Hoy es imposible la vida de anacoreta que envidiaba Fray Luis de León en aquellos “pocos sabios que en el mundo han sido”. Ni el santo busca ya “huir del mundanal ruido”, porque ha cambiado radicalmente el medieval y ascético sentido de santidad, para trocarse, por injerencia de lo social, en actividad caritativa permanente y generosa. El ermitaño San Jerónimo y el contemplativo Budha tienen que ser emulados hoy, en sus respectivas culturas, por verdaderos revolucionarios como Juan XXIII y el Mahatma Ghandi.
El avance prodigioso del transporte y las comunicaciones ha achicado el mundo, poniendo en contacto a la humanidad entera. Por lo mismo, cada vez resulta menos aceptable la pretensión de una historia “nacional” de apariencia ultralocalizada, en tanto hasta los escolares advierten que, ayer como hoy, la historia de cualquier pueblo está demasiado ligada al resto del mundo, y sobre todo a aquellos países que detentan la hegemonía.
Antes se miraba al pasado para buscar el modelo sobre el cual habría de constituirse el futuro. Hoy, en cambio, se aspira a un futuro que mejore y supere los defectos del presente arraigados en el pasado. Ya no se recurre a la historia para extraer de ella leyes normativas. Hoy nos interesamos por el pasado porque el drama múltiple y conflictivo de nuestra vida presente nos impele a observar el cambio con el objeto de comprender los incesantes avatares de la realidad en que estamos inmersos. La empicada y pretenciosa “historia maestra de la vida” va siendo reemplazada aceleradamente por una “historia como comprensión de la vida”, es decir, una historia viva, dinámica, dramática, conflictiva, que nos permita entender la vida presente y aspirar al futuro morigerando las ingenuas esperanzas engendradas en las concepciones de un devenir necesario y feliz.

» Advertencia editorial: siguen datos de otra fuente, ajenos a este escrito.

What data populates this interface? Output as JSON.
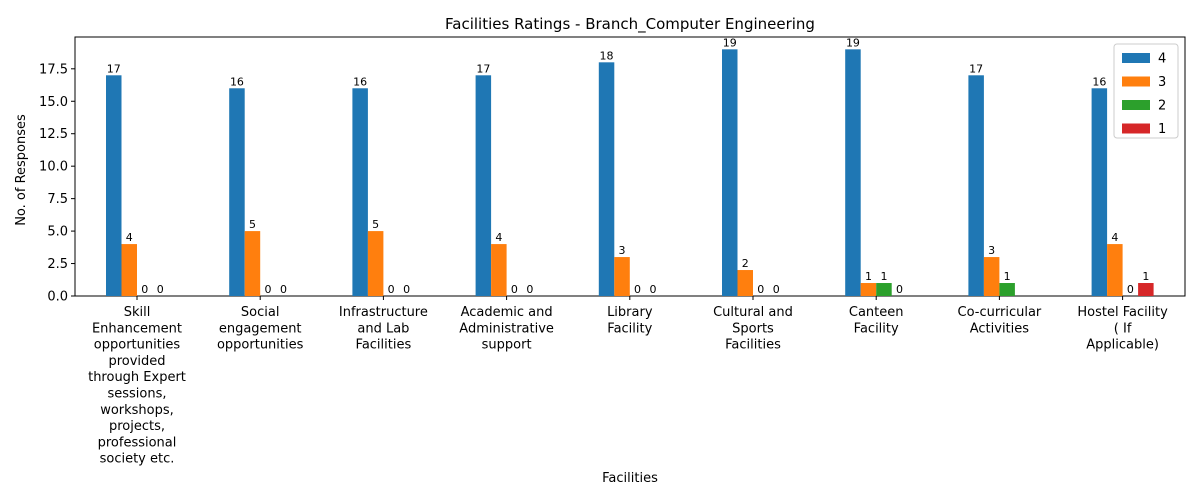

No es posible ninguna actividad humana marginada de la historia. Solo un necio o un tonto podría suponer que no hay diferencias entre el mundo psíquico medio de los artesanos o los siervos de la gleba del siglo XII y los obreros fabriles o los campesinos de nuestro siglo XX; tampoco podría compararse, ni someramente, las concepciones científicas de Newton y de Einstein, o las políticas de Pericles y Kennedy. Los contenidos psíquicos de cada uno de ellos son distintos, porque cada uno ha vivido en su tiempo histórico; y la llamada “herencia cultural” es hija de ese patrimonio cambiante y enriquecido que nunca se da por satisfecho y siempre es susceptible de modificarse, adecuarse, transformarse en función de nuevos intereses, de nuevas circunstancias, de nuevas creaciones. Ha entrado en crisis el aforismo salomónico de que “no hay nada nuevo bajo el sol”. Todos los días vemos cosas nuevas, y esas novedades obligan a desechar las presuntas “verdades eternas” y a sonreírnos ante los “principios inmutables” con relación al campo del saber. Cada momento de nuestra vida nos obliga a ubicarnos correctamente en la realidad histórica que vivimos, para consolidar una realidad futura sobre la base de la acción responsable en el presente.
Quien esté dispuesto a reconocer que en toda interpretación historiográfica puede haber enfoques que concurran a despejar dudas, y que el método de investigación permite y aun exige la apertura a las más diversas doctrinas; quien, en fin, quiera comprometerse radicalmente con la sociedad en que vive para experimentar internamente los afanes, los temores, las angustias y las esperanzas de esa sociedad, embárquese en la historia.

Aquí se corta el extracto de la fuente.